"La destruction totale du dernier essai sur la parcelle d'Antoingt dans le Puy-de-Dôme dans la nuit du 27 au 28 août, confirme que les faucheurs sont engagés dans une escalade de violence aveugle et sourde", affirme dans un communiqué Limagrain, la maison-mère de Biogemma. Cette parcelle, où se trouve le seul essai d'OGM cultivé dans le département, avait déjà été partiellement endommagée par des Faucheurs volontaires le 3 juillet.
La parcelle se composait de deux essais distincts, une première partie de 1.200 m2 et une autre de 3.600 m2.

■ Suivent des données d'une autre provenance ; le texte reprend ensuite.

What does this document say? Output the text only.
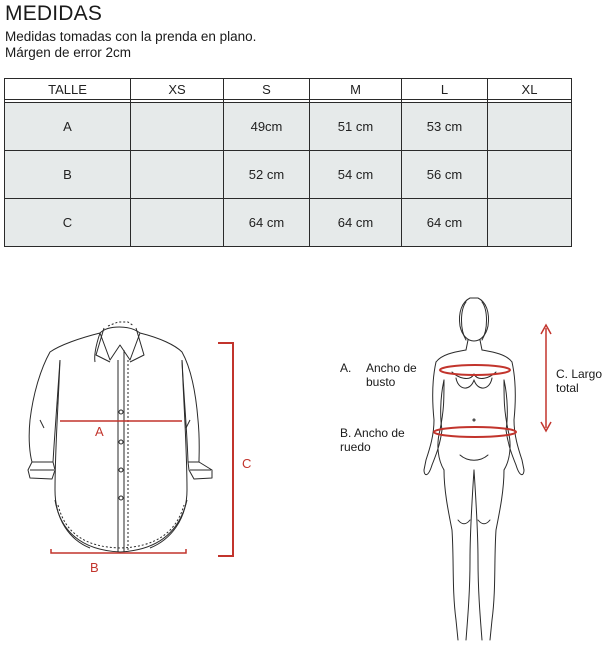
MEDIDAS
Medidas tomadas con la prenda en plano.
Márgen de error 2cm
TALLE	XS	S	M	L	XL

A		49cm	51 cm	53 cm	
B		52 cm	54 cm	56 cm	
C		64 cm	64 cm	64 cm	
A
B
C
A. Ancho de
busto
B. Ancho de
ruedo
C. Largo
total
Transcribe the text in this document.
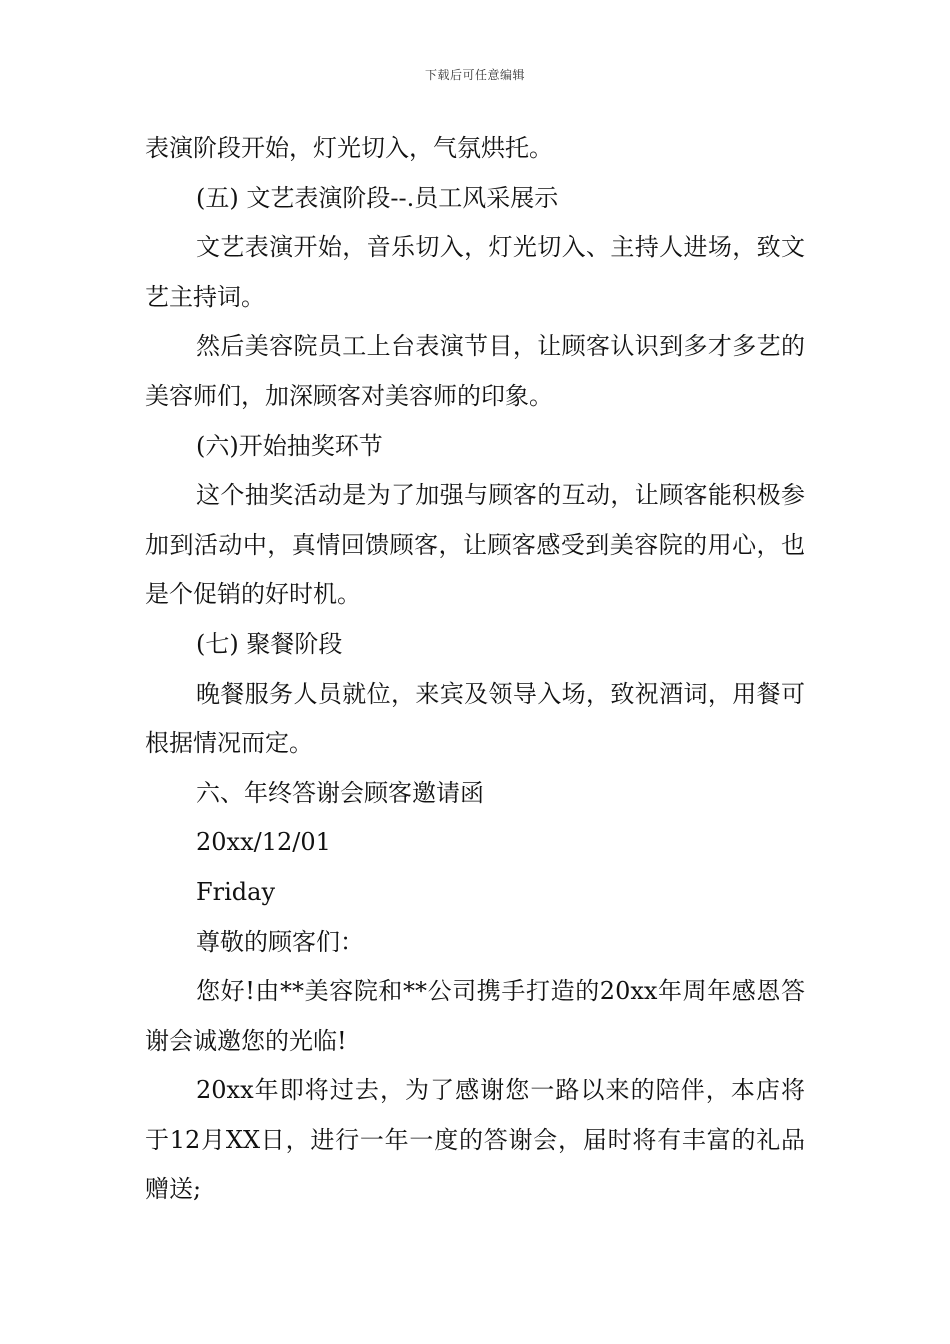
下载后可任意编辑

表演阶段开始，灯光切入，气氛烘托。

(五) 文艺表演阶段--.员工风采展示

文艺表演开始，音乐切入，灯光切入、主持人进场，致文艺主持词。

然后美容院员工上台表演节目，让顾客认识到多才多艺的美容师们，加深顾客对美容师的印象。

(六)开始抽奖环节

这个抽奖活动是为了加强与顾客的互动，让顾客能积极参加到活动中，真情回馈顾客，让顾客感受到美容院的用心，也是个促销的好时机。

(七) 聚餐阶段

晚餐服务人员就位，来宾及领导入场，致祝酒词，用餐可根据情况而定。

六、年终答谢会顾客邀请函

20xx/12/01

Friday

尊敬的顾客们：

您好!由**美容院和**公司携手打造的20xx年周年感恩答谢会诚邀您的光临!

20xx年即将过去，为了感谢您一路以来的陪伴，本店将于12月XX日，进行一年一度的答谢会，届时将有丰富的礼品赠送;
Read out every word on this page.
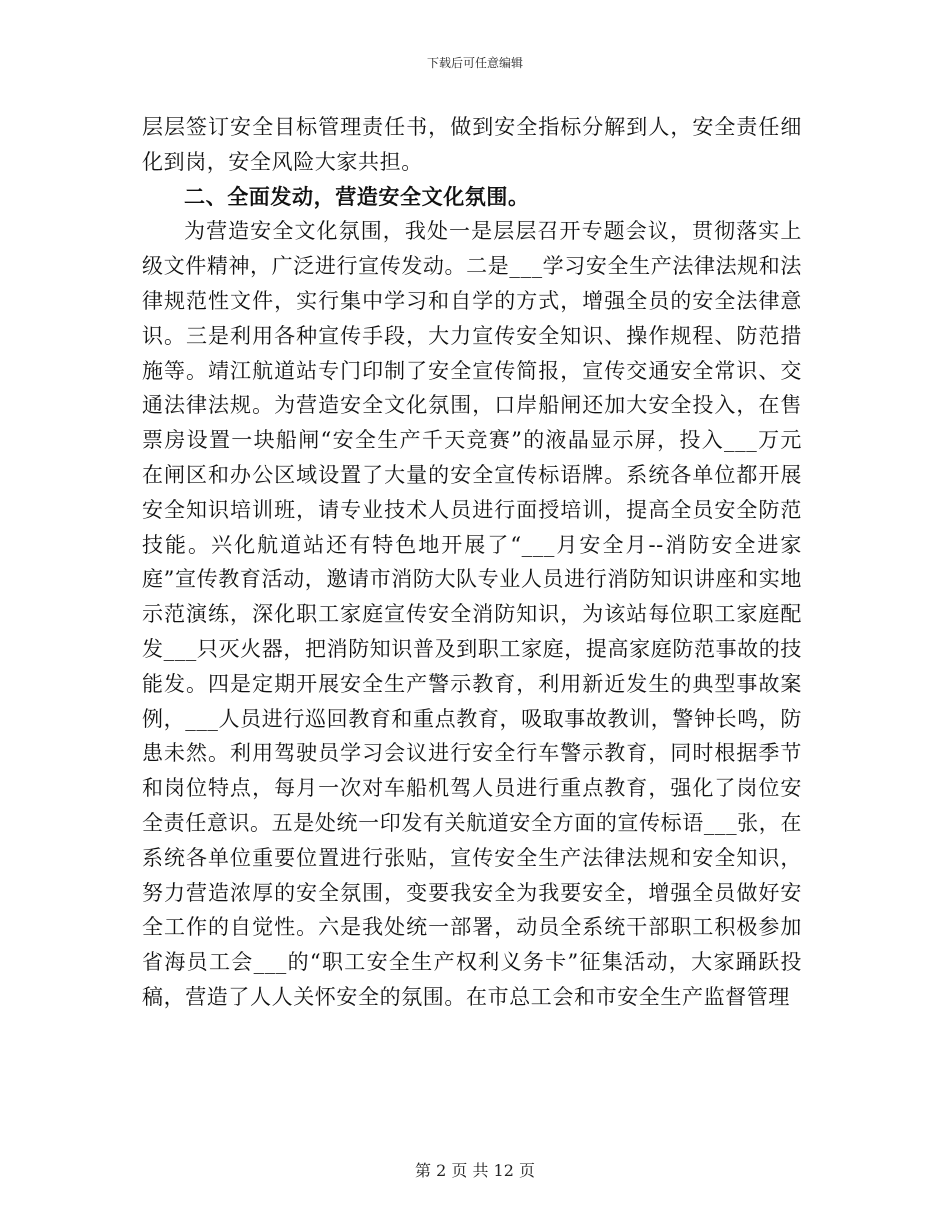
下载后可任意编辑

层层签订安全目标管理责任书，做到安全指标分解到人，安全责任细化到岗，安全风险大家共担。

二、全面发动，营造安全文化氛围。

为营造安全文化氛围，我处一是层层召开专题会议，贯彻落实上级文件精神，广泛进行宣传发动。二是___学习安全生产法律法规和法律规范性文件，实行集中学习和自学的方式，增强全员的安全法律意识。三是利用各种宣传手段，大力宣传安全知识、操作规程、防范措施等。靖江航道站专门印制了安全宣传简报，宣传交通安全常识、交通法律法规。为营造安全文化氛围，口岸船闸还加大安全投入，在售票房设置一块船闸“安全生产千天竞赛”的液晶显示屏，投入___万元在闸区和办公区域设置了大量的安全宣传标语牌。系统各单位都开展安全知识培训班，请专业技术人员进行面授培训，提高全员安全防范技能。兴化航道站还有特色地开展了“___月安全月--消防安全进家庭”宣传教育活动，邀请市消防大队专业人员进行消防知识讲座和实地示范演练，深化职工家庭宣传安全消防知识，为该站每位职工家庭配发___只灭火器，把消防知识普及到职工家庭，提高家庭防范事故的技能发。四是定期开展安全生产警示教育，利用新近发生的典型事故案例，___人员进行巡回教育和重点教育，吸取事故教训，警钟长鸣，防患未然。利用驾驶员学习会议进行安全行车警示教育，同时根据季节和岗位特点，每月一次对车船机驾人员进行重点教育，强化了岗位安全责任意识。五是处统一印发有关航道安全方面的宣传标语___张，在系统各单位重要位置进行张贴，宣传安全生产法律法规和安全知识，努力营造浓厚的安全氛围，变要我安全为我要安全，增强全员做好安全工作的自觉性。六是我处统一部署，动员全系统干部职工积极参加省海员工会___的“职工安全生产权利义务卡”征集活动，大家踊跃投稿，营造了人人关怀安全的氛围。在市总工会和市安全生产监督管理

第 2 页 共 12 页
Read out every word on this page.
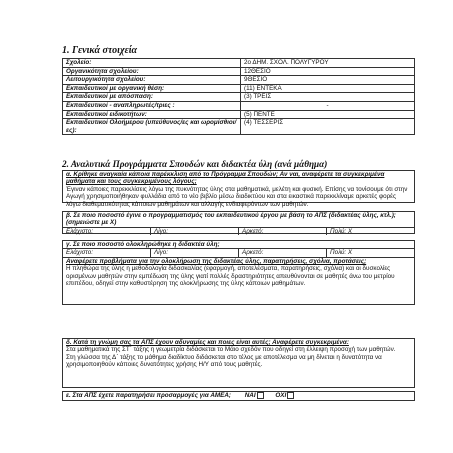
1. Γενικά στοιχεία
Σχολείο:	2ο ΔΗΜ. ΣΧΟΛ. ΠΟΛΥΓΥΡΟΥ
Οργανικότητα σχολείου:	12ΘΕΣΙΟ
Λειτουργικότητα σχολείου:	9ΘΕΣΙΟ
Εκπαιδευτικοί με οργανική θέση:	(11) ΕΝΤΕΚΑ
Εκπαιδευτικοί με απόσπαση:	(3) ΤΡΕΙΣ
Εκπαιδευτικοί - αναπληρωτές/τριες :	-
Εκπαιδευτικοί ειδικοτήτων:	(5) ΠΕΝΤΕ
Εκπαιδευτικοί Ολοήμερου (υπεύθυνος/ες και ωρομίσθιοι/ες):	(4) ΤΕΣΣΕΡΙΣ
2. Αναλυτικά Προγράμματα Σπουδών και διδακτέα ύλη (ανά μάθημα)
α. Κρίθηκε αναγκαία κάποια παρέκκλιση από το Πρόγραμμα Σπουδών; Αν ναι, αναφέρετε τα συγκεκριμένα μαθήματα και τους συγκεκριμένους λόγους;
Έγιναν κάποιες παρεκκλίσεις λόγω της πυκνότητας ύλης στα μαθηματικά, μελέτη και φυσική. Επίσης να τονίσουμε ότι στην Αγωγή χρησιμοποιήθηκαν φυλλάδια από το νέο βιβλίο μέσω διαδικτύου και στα εικαστικά παρεκκλίναμε αρκετές φορές λόγω διαθεματικότητας κάποιων μαθημάτων και αλλαγής ενδιαφερόντων των μαθητών.
β. Σε ποιο ποσοστό έγινε ο προγραμματισμός του εκπαιδευτικού έργου με βάση το ΑΠΣ (διδακτέας ύλης, κτλ.); (σημειώστε με Χ)
Ελάχιστο:	Λίγο:	Αρκετό:	Πολύ: Χ
γ. Σε ποιο ποσοστό ολοκληρώθηκε η διδακτέα ύλη;
Ελάχιστο:	Λίγο:	Αρκετό:	Πολύ: Χ
Αναφέρετε προβλήματα για την ολοκλήρωση της διδακτέας ύλης, παρατηρήσεις, σχόλια, προτάσεις;
Η πληθώρα της ύλης η μεθοδολογία διδασκαλίας (εφαρμογή, αποτελέσματα, παρατηρήσεις, σχόλια) και οι δυσκολίες ορισμένων μαθητών στην εμπέδωση της ύλης γιατί πολλές δραστηριότητες απευθύνονται σε μαθητές άνω του μετρίου επιπέδου, οδηγεί στην καθυστέρηση της ολοκλήρωσης της ύλης κάποιων μαθημάτων.
δ. Κατά τη γνώμη σας τα ΑΠΣ έχουν αδυναμίες και ποιες είναι αυτές; Αναφέρετε συγκεκριμένα:
Στα μαθηματικά της ΣΤ΄ τάξης η γεωμετρία διδάσκεται το Μάιο σχεδόν που οδηγεί στη έλλειψη προσοχή των μαθητών.
Στη γλώσσα της Δ΄ τάξης το μάθημα διαδίκτυο διδάσκεται στο τέλος με αποτέλεσμα να μη δίνεται η δυνατότητα να χρησιμοποιηθούν κάποιες δυνατότητες χρήσης Η/Υ από τους μαθητές.
ε. Στα ΑΠΣ έχετε παρατηρήσει προσαρμογές για ΑΜΕΑ; ΝΑΙ	ΟΧΙ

"En détruisant l'essai précocité de floraison, rescapé d'un premier fauchage clandestin le 3 juillet dernier, alors même que le tribunal administratif de Clermont-Ferrand soulignait, le 4 août, l'intérêt public et l'absence de risque pour l'environnement et la santé publique, les faucheurs violent la loi et les décisions de justice", ajoute le communiqué de Limagrain. Le 4 août, le tribunal administratif avait rejeté une requête de la Confédération paysanne qui demandait en référé la suspension d'une autorisation du ministère de l'Agriculture portant sur cet essai à Antoingt.
Biogemma et Limagrain "attendent des pouvoirs publics qu’ils déploient les moyens nécessaires pour que les auteurs de ces destructions répondent de leurs actes et soient sanctionnés à hauteur des préjudices graves qu’ils font subir à la recherche. En effet, les destructions répétées d’essais et, depuis peu, celles de cultures commerciales, minent la capacité des entreprises françaises de mener à bien des programmes de recherche et de développement sur le territoire national, conduisant à un transfert sans précédent d’activités de recherche à l’étranger ".
Limagrain et l’ensemble des actionnaires de Biogemma, société de biotechnologies du monde agricole, demandent au gouvernement "d’accélérer la procédure de transposition de la directive 2001/18 déjà engagée par le Parlement français".